Binnen de renaissanceperiode (1500-1660) was er het Elizabethaanse tijdperk, bekend als de "gouden eeuw", hoewel de schrijvers niet veel vrijheid van meningsuiting hadden, aangezien ze werden ingevoegd in de context van de Deabsolutisme. In die tijd overheersten elementen van het classicisme, met Shakespeare als grootste vertegenwoordiger.

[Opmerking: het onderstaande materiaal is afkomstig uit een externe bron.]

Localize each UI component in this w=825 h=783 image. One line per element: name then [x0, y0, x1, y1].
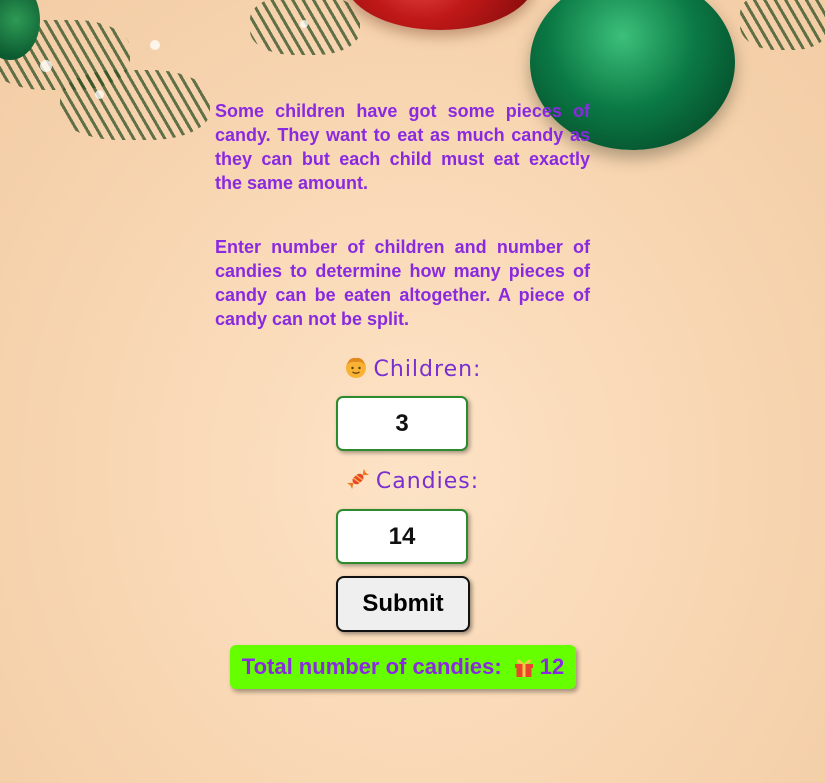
- candies-label: Candies:: [375, 469, 480, 494]
- snow-decoration: [300, 20, 308, 28]
- pine-branch-decoration: [0, 20, 130, 90]
- pine-branch-decoration: [740, 0, 825, 50]
- result-label: Total number of candies:: [241, 654, 502, 679]
- pine-branch-decoration: [250, 0, 360, 55]
- gift-icon: [514, 659, 533, 677]
- submit-button[interactable]: Submit: [336, 576, 470, 632]
- candies-label-row: Candies:: [0, 467, 825, 494]
- candy-icon: [346, 468, 369, 490]
- pine-branch-decoration: [60, 70, 210, 140]
- instructions-paragraph: Enter number of children and number of c…: [215, 237, 590, 329]
- result-value: 12: [539, 654, 565, 679]
- result-banner: Total number of candies: 12: [230, 645, 576, 689]
- intro-paragraph: Some children have got some pieces of ca…: [215, 101, 590, 193]
- children-label-row: Children:: [0, 355, 825, 382]
- snow-decoration: [150, 40, 160, 50]
- red-ornament-decoration: [345, 0, 535, 30]
- children-input[interactable]: [336, 396, 468, 451]
- green-ornament-decoration: [0, 0, 40, 60]
- instructions: Some children have got some pieces of ca…: [215, 99, 590, 331]
- snow-decoration: [95, 90, 104, 99]
- children-label: Children:: [373, 357, 482, 382]
- child-face-icon: [345, 357, 366, 378]
- snow-decoration: [40, 60, 52, 72]
- candies-input[interactable]: [336, 509, 468, 564]
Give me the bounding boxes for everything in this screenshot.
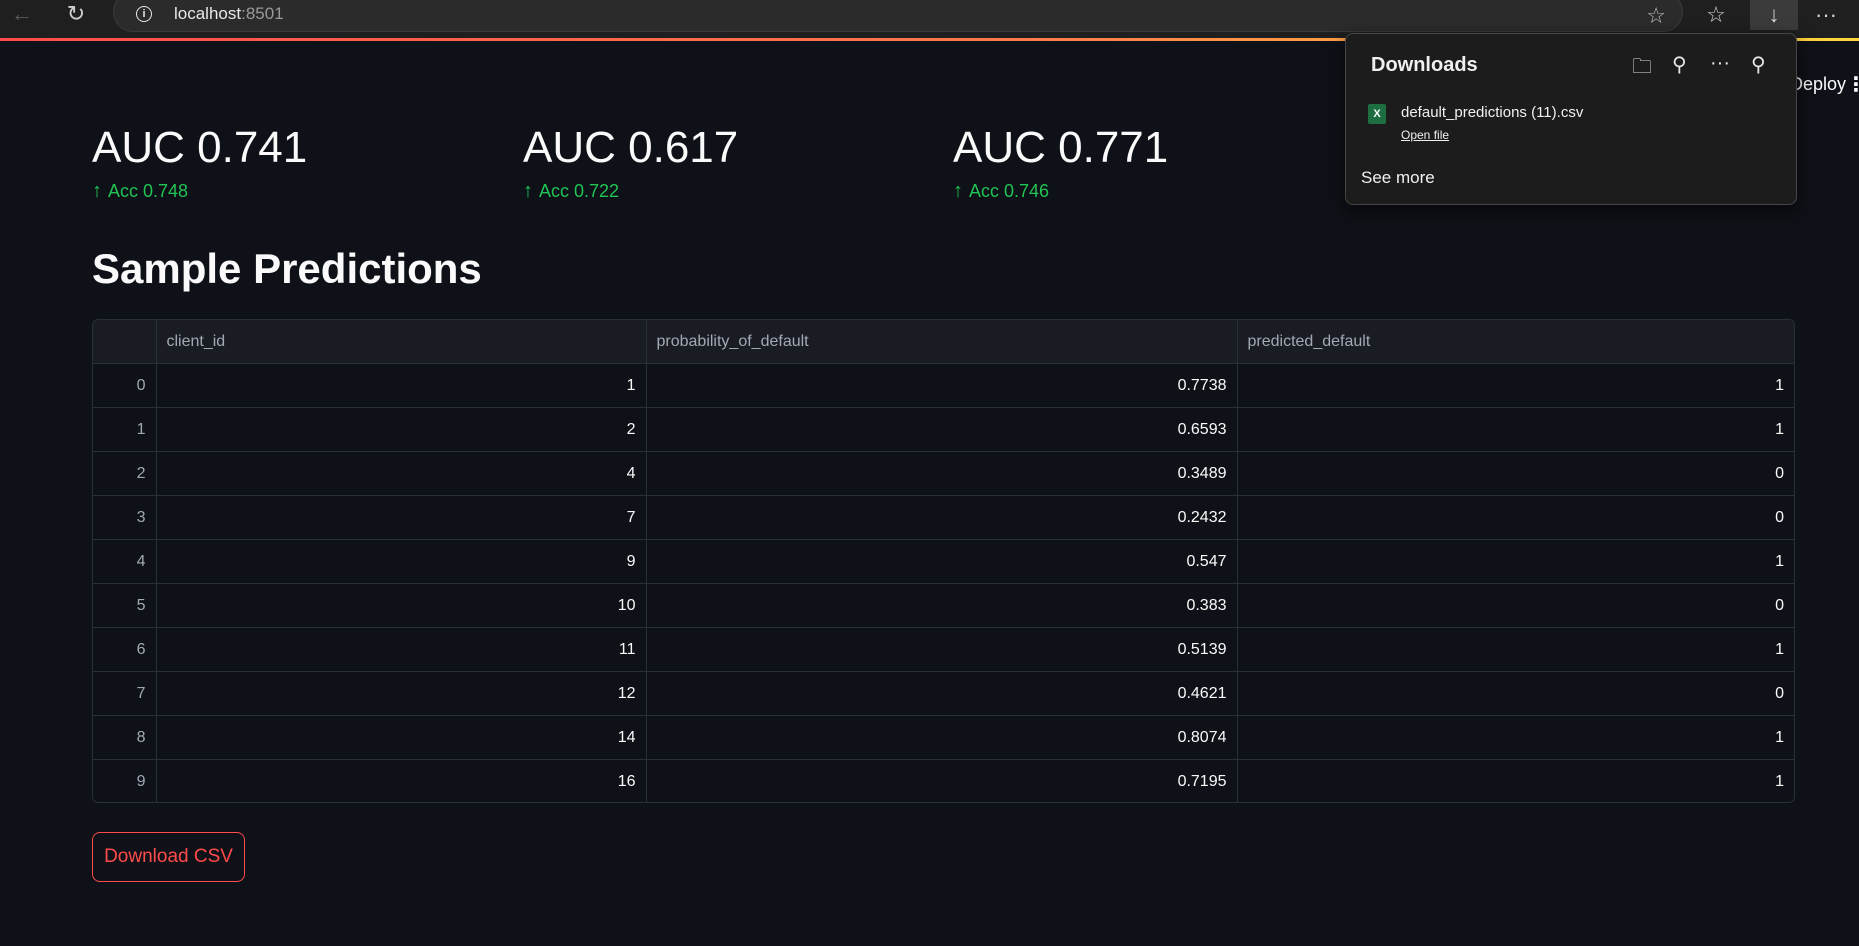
row-index-cell[interactable]: 8 bbox=[93, 715, 157, 760]
site-info-icon[interactable]: i bbox=[136, 6, 152, 22]
folder-icon[interactable]: 🗀 bbox=[1632, 52, 1652, 86]
downloads-title: Downloads bbox=[1371, 54, 1478, 76]
row-index-cell[interactable]: 9 bbox=[93, 759, 157, 802]
metric-value: AUC 0.741 bbox=[92, 123, 308, 172]
table-cell[interactable]: 14 bbox=[156, 715, 647, 760]
table-row: 2 4 0.3489 0 bbox=[93, 451, 1794, 496]
table-cell[interactable]: 4 bbox=[156, 451, 647, 496]
metric-delta: ↑ Acc 0.748 bbox=[92, 180, 307, 203]
table-row: 3 7 0.2432 0 bbox=[93, 495, 1794, 540]
metric-delta: ↑ Acc 0.722 bbox=[523, 180, 738, 203]
predictions-table[interactable]: client_id probability_of_default predict… bbox=[92, 319, 1795, 803]
table-cell[interactable]: 0.383 bbox=[646, 583, 1238, 628]
metric-card: AUC 0.771 ↑ Acc 0.746 bbox=[953, 120, 1168, 203]
table-cell[interactable]: 1 bbox=[1237, 363, 1794, 408]
column-header-predicted[interactable]: predicted_default bbox=[1237, 320, 1794, 364]
table-cell[interactable]: 10 bbox=[156, 583, 647, 628]
table-cell[interactable]: 0.7195 bbox=[646, 759, 1238, 802]
metric-delta: ↑ Acc 0.746 bbox=[953, 180, 1168, 203]
column-header-index[interactable] bbox=[93, 320, 157, 364]
row-index-cell[interactable]: 0 bbox=[93, 363, 157, 408]
table-cell[interactable]: 0.5139 bbox=[646, 627, 1238, 672]
open-file-link[interactable]: Open file bbox=[1401, 128, 1449, 142]
table-row: 5 10 0.383 0 bbox=[93, 583, 1794, 628]
row-index-cell[interactable]: 3 bbox=[93, 495, 157, 540]
metric-value: AUC 0.771 bbox=[953, 123, 1169, 172]
column-header-client-id[interactable]: client_id bbox=[156, 320, 647, 364]
table-row: 9 16 0.7195 1 bbox=[93, 759, 1794, 803]
row-index-cell[interactable]: 2 bbox=[93, 451, 157, 496]
url-port: :8501 bbox=[241, 4, 284, 23]
arrow-up-icon: ↑ bbox=[523, 180, 533, 202]
arrow-up-icon: ↑ bbox=[92, 180, 102, 202]
table-cell[interactable]: 1 bbox=[1237, 715, 1794, 760]
table-cell[interactable]: 0 bbox=[1237, 671, 1794, 716]
table-row: 6 11 0.5139 1 bbox=[93, 627, 1794, 672]
table-cell[interactable]: 0 bbox=[1237, 583, 1794, 628]
table-cell[interactable]: 16 bbox=[156, 759, 647, 802]
column-header-probability[interactable]: probability_of_default bbox=[646, 320, 1238, 364]
url-text[interactable]: localhost:8501 bbox=[174, 4, 284, 24]
reload-icon[interactable]: ↻ bbox=[56, 0, 96, 28]
table-row: 1 2 0.6593 1 bbox=[93, 407, 1794, 452]
table-row: 8 14 0.8074 1 bbox=[93, 715, 1794, 760]
metric-card: AUC 0.741 ↑ Acc 0.748 bbox=[92, 120, 307, 203]
metric-value: AUC 0.617 bbox=[523, 123, 739, 172]
address-bar[interactable]: i localhost:8501 ☆ bbox=[113, 0, 1683, 32]
table-cell[interactable]: 0.4621 bbox=[646, 671, 1238, 716]
table-cell[interactable]: 11 bbox=[156, 627, 647, 672]
table-cell[interactable]: 1 bbox=[1237, 407, 1794, 452]
see-more-link[interactable]: See more bbox=[1361, 168, 1435, 188]
download-csv-button[interactable]: Download CSV bbox=[92, 832, 245, 882]
metric-delta-label: Acc 0.746 bbox=[969, 181, 1050, 201]
row-index-cell[interactable]: 1 bbox=[93, 407, 157, 452]
table-cell[interactable]: 1 bbox=[1237, 760, 1794, 803]
row-index-cell[interactable]: 4 bbox=[93, 539, 157, 584]
downloads-arrow-icon[interactable]: ↓ bbox=[1750, 0, 1798, 30]
arrow-up-icon: ↑ bbox=[953, 180, 963, 202]
back-arrow-icon[interactable]: ← bbox=[2, 0, 42, 28]
metric-card: AUC 0.617 ↑ Acc 0.722 bbox=[523, 120, 738, 203]
metric-delta-label: Acc 0.748 bbox=[108, 181, 189, 201]
table-cell[interactable]: 1 bbox=[1237, 539, 1794, 584]
section-title: Sample Predictions bbox=[92, 245, 482, 292]
table-cell[interactable]: 2 bbox=[156, 407, 647, 452]
table-cell[interactable]: 1 bbox=[156, 363, 647, 408]
browser-more-icon[interactable]: ··· bbox=[1805, 0, 1847, 30]
favorite-star-icon[interactable]: ☆ bbox=[1646, 3, 1666, 29]
row-index-cell[interactable]: 7 bbox=[93, 671, 157, 716]
row-index-cell[interactable]: 6 bbox=[93, 627, 157, 672]
table-cell[interactable]: 0 bbox=[1237, 451, 1794, 496]
table-cell[interactable]: 0.8074 bbox=[646, 715, 1238, 760]
more-options-icon[interactable]: ··· bbox=[1710, 52, 1730, 75]
pin-icon[interactable]: ⚲ bbox=[1751, 52, 1766, 77]
table-cell[interactable]: 0.3489 bbox=[646, 451, 1238, 496]
table-cell[interactable]: 0 bbox=[1237, 495, 1794, 540]
table-row: 0 1 0.7738 1 bbox=[93, 363, 1794, 408]
app-menu-icon[interactable]: ⋮ bbox=[1846, 72, 1859, 97]
url-host: localhost bbox=[174, 4, 242, 23]
deploy-button[interactable]: Deploy bbox=[1790, 74, 1846, 95]
table-cell[interactable]: 9 bbox=[156, 539, 647, 584]
table-row: 4 9 0.547 1 bbox=[93, 539, 1794, 584]
table-cell[interactable]: 0.2432 bbox=[646, 495, 1238, 540]
table-header-row: client_id probability_of_default predict… bbox=[93, 320, 1794, 364]
table-cell[interactable]: 12 bbox=[156, 671, 647, 716]
table-cell[interactable]: 7 bbox=[156, 495, 647, 540]
table-row: 7 12 0.4621 0 bbox=[93, 671, 1794, 716]
table-cell[interactable]: 0.547 bbox=[646, 539, 1238, 584]
excel-file-icon: X bbox=[1368, 104, 1386, 124]
search-icon[interactable]: ⚲ bbox=[1672, 52, 1687, 77]
metric-delta-label: Acc 0.722 bbox=[539, 181, 620, 201]
download-file-name[interactable]: default_predictions (11).csv bbox=[1401, 104, 1583, 121]
row-index-cell[interactable]: 5 bbox=[93, 583, 157, 628]
table-cell[interactable]: 1 bbox=[1237, 627, 1794, 672]
table-cell[interactable]: 0.7738 bbox=[646, 363, 1238, 408]
downloads-panel: Downloads 🗀 ⚲ ··· ⚲ X default_prediction… bbox=[1345, 33, 1797, 205]
favorites-list-icon[interactable]: ☆ bbox=[1695, 0, 1737, 30]
table-cell[interactable]: 0.6593 bbox=[646, 407, 1238, 452]
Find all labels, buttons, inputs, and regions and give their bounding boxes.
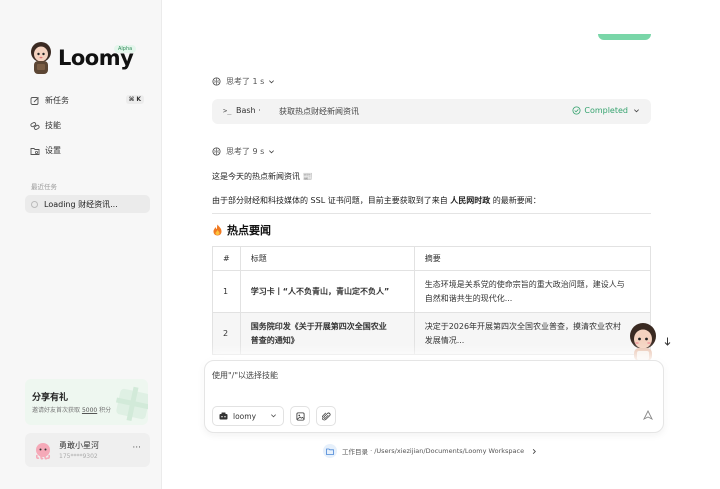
sidebar-item-skills[interactable]: 技能 bbox=[25, 117, 150, 134]
reply-note-post: 的最新要闻： bbox=[490, 196, 541, 205]
paperclip-icon bbox=[321, 412, 330, 420]
chat-input[interactable]: 使用"/"以选择技能 bbox=[212, 370, 278, 381]
user-name: 勇敢小星河 bbox=[59, 441, 99, 450]
sidebar-nav: 新任务 ⌘ K 技能 设置 bbox=[25, 92, 150, 167]
recent-task-label: Loading 财经资讯... bbox=[44, 199, 118, 209]
share-reward-card[interactable]: 分享有礼 邀请好友首次获取 5000 积分 bbox=[25, 379, 148, 425]
chevron-right-icon bbox=[531, 448, 537, 455]
table-row: 2 国务院印发《关于开展第四次全国农业 普查的通知》 决定于2026年开展第四次全… bbox=[212, 312, 652, 355]
mascot-icon bbox=[31, 42, 51, 74]
workspace-label: 工作目录 bbox=[342, 448, 368, 456]
chevron-down-icon bbox=[268, 148, 275, 155]
more-options-icon[interactable]: ··· bbox=[132, 443, 141, 453]
sidebar-item-label: 设置 bbox=[45, 146, 61, 155]
reply-intro: 这是今天的热点新闻资讯 📰 bbox=[212, 172, 313, 181]
image-icon bbox=[295, 411, 305, 421]
divider bbox=[212, 213, 651, 214]
workspace-path-text: /Users/xiezijian/Documents/Loomy Workspa… bbox=[374, 447, 525, 455]
workspace-path[interactable]: 工作目录 · /Users/xiezijian/Documents/Loomy … bbox=[323, 444, 537, 458]
user-phone: 175****9302 bbox=[59, 453, 98, 460]
reply-note-pre: 由于部分财经和科技媒体的 SSL 证书问题，目前主要获取到了来自 bbox=[212, 196, 451, 205]
brain-icon bbox=[212, 147, 221, 156]
model-selector[interactable]: loomy bbox=[212, 406, 284, 426]
table-header: 标题 bbox=[239, 246, 415, 271]
folder-settings-icon bbox=[30, 146, 40, 156]
chevron-down-icon bbox=[268, 78, 275, 85]
reply-note-source: 人民网时政 bbox=[450, 196, 491, 205]
model-icon bbox=[219, 412, 228, 420]
summary-line: 决定于2026年开展第四次全国农业普查，摸清农业农村 bbox=[424, 321, 622, 331]
avatar bbox=[35, 443, 51, 460]
table-cell-num: 1 bbox=[212, 270, 241, 313]
tool-description: 获取热点财经新闻资讯 bbox=[279, 107, 359, 116]
table-row: 1 学习卡丨“人不负青山，青山定不负人” 生态环境是关系党的使命宗旨的重大政治问… bbox=[212, 270, 652, 313]
chevron-down-icon bbox=[633, 107, 640, 114]
shortcut-badge: ⌘ K bbox=[125, 95, 144, 104]
summary-line: 自然和谐共生的现代化... bbox=[424, 293, 513, 303]
recent-tasks-label: 最近任务 bbox=[31, 183, 57, 191]
share-points: 5000 bbox=[81, 407, 98, 414]
alpha-badge: Alpha bbox=[114, 45, 137, 53]
thinking-label: 思考了 9 s bbox=[226, 147, 265, 156]
sidebar-item-label: 新任务 bbox=[45, 96, 69, 105]
tool-call-row[interactable]: >_ Bash · 获取热点财经新闻资讯 Completed bbox=[212, 99, 651, 124]
edit-icon bbox=[30, 96, 40, 106]
table-cell-title: 国务院印发《关于开展第四次全国农业 普查的通知》 bbox=[239, 312, 415, 355]
title-line: 国务院印发《关于开展第四次全国农业 bbox=[250, 321, 387, 331]
sidebar: Loomy Alpha 新任务 ⌘ K 技能 设置 最近任务 Loading 财… bbox=[0, 0, 162, 489]
thinking-label: 思考了 1 s bbox=[226, 77, 265, 86]
attach-file-button[interactable] bbox=[316, 406, 336, 426]
table-cell-summary: 决定于2026年开展第四次全国农业普查，摸清农业农村 发展情况... bbox=[413, 312, 652, 355]
mascot-icon[interactable] bbox=[625, 321, 661, 363]
chat-input-box[interactable]: 使用"/"以选择技能 loomy bbox=[204, 360, 664, 433]
loading-spinner-icon bbox=[31, 200, 38, 208]
model-name: loomy bbox=[233, 411, 257, 421]
summary-line: 生态环境是关系党的使命宗旨的重大政治问题，建设人与 bbox=[424, 279, 625, 289]
scroll-down-icon[interactable] bbox=[664, 337, 671, 348]
workspace-separator: · bbox=[370, 447, 373, 455]
link-icon bbox=[30, 121, 40, 131]
send-icon[interactable] bbox=[643, 410, 653, 420]
table-header: # bbox=[212, 246, 241, 271]
sidebar-item-new-task[interactable]: 新任务 ⌘ K bbox=[25, 92, 150, 109]
tool-status-label: Completed bbox=[584, 106, 628, 115]
table-cell-title: 学习卡丨“人不负青山，青山定不负人” bbox=[239, 270, 415, 313]
recent-task-item[interactable]: Loading 财经资讯... bbox=[25, 195, 150, 213]
section-heading-text: 热点要闻 bbox=[227, 224, 271, 237]
tool-separator: · bbox=[258, 106, 261, 115]
news-table: # 标题 摘要 1 学习卡丨“人不负青山，青山定不负人” 生态环境是关系党的使命… bbox=[212, 246, 652, 355]
thinking-toggle-1[interactable]: 思考了 1 s bbox=[212, 76, 275, 87]
check-circle-icon bbox=[572, 106, 581, 115]
fire-icon bbox=[212, 224, 223, 236]
tool-name: Bash · bbox=[236, 106, 261, 115]
brain-icon bbox=[212, 77, 221, 86]
folder-icon bbox=[323, 444, 337, 458]
image-upload-button[interactable] bbox=[290, 406, 310, 426]
chevron-down-icon bbox=[270, 412, 277, 419]
section-heading: 热点要闻 bbox=[212, 222, 271, 238]
table-cell-num: 2 bbox=[212, 312, 241, 355]
title-line: 普查的通知》 bbox=[250, 335, 299, 345]
table-header: 摘要 bbox=[413, 246, 652, 271]
sidebar-item-settings[interactable]: 设置 bbox=[25, 142, 150, 159]
share-subtitle-post: 积分 bbox=[99, 407, 112, 414]
terminal-icon: >_ bbox=[223, 107, 232, 115]
table-cell-summary: 生态环境是关系党的使命宗旨的重大政治问题，建设人与 自然和谐共生的现代化... bbox=[413, 270, 652, 313]
tool-status: Completed bbox=[572, 106, 640, 115]
thinking-toggle-2[interactable]: 思考了 9 s bbox=[212, 146, 275, 157]
user-profile-card[interactable]: 勇敢小星河 175****9302 ··· bbox=[25, 433, 150, 467]
summary-line: 发展情况... bbox=[424, 335, 465, 345]
table-header-row: # 标题 摘要 bbox=[212, 246, 652, 271]
tool-name-text: Bash bbox=[236, 106, 256, 115]
top-status-pill bbox=[598, 34, 651, 40]
share-subtitle-pre: 邀请好友首次获取 bbox=[32, 407, 81, 414]
share-title: 分享有礼 bbox=[32, 393, 69, 403]
reply-note: 由于部分财经和科技媒体的 SSL 证书问题，目前主要获取到了来自 人民网时政 的… bbox=[212, 195, 541, 206]
sidebar-item-label: 技能 bbox=[45, 121, 61, 130]
share-subtitle: 邀请好友首次获取 5000 积分 bbox=[32, 405, 111, 414]
gift-icon bbox=[115, 386, 148, 422]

Hoewel sommige auteurs barokke trekken vertonen, overheerste deze stijl niet in de Engelse literatuur, dus zij werd bekend als "metafysische dichters" en kreeg kritiek van schrijvers die kort daarna werden verleid door de ideeën van de Verlichting, tijdens de periode van de Restauratie (1660-1785), toen de rede gewaardeerd werd.
O romantische periode omvatte de jaren 1785 tot 1837. De Victoriaanse periode begon in 1837 en eindigde in 1901. Al snel kwam de Edwardiaanse periode, van 1901 tot 1910. dan de Georgische periode, van 1910 tot 1936, gevolgd door de periode modern, beginnend in 1945.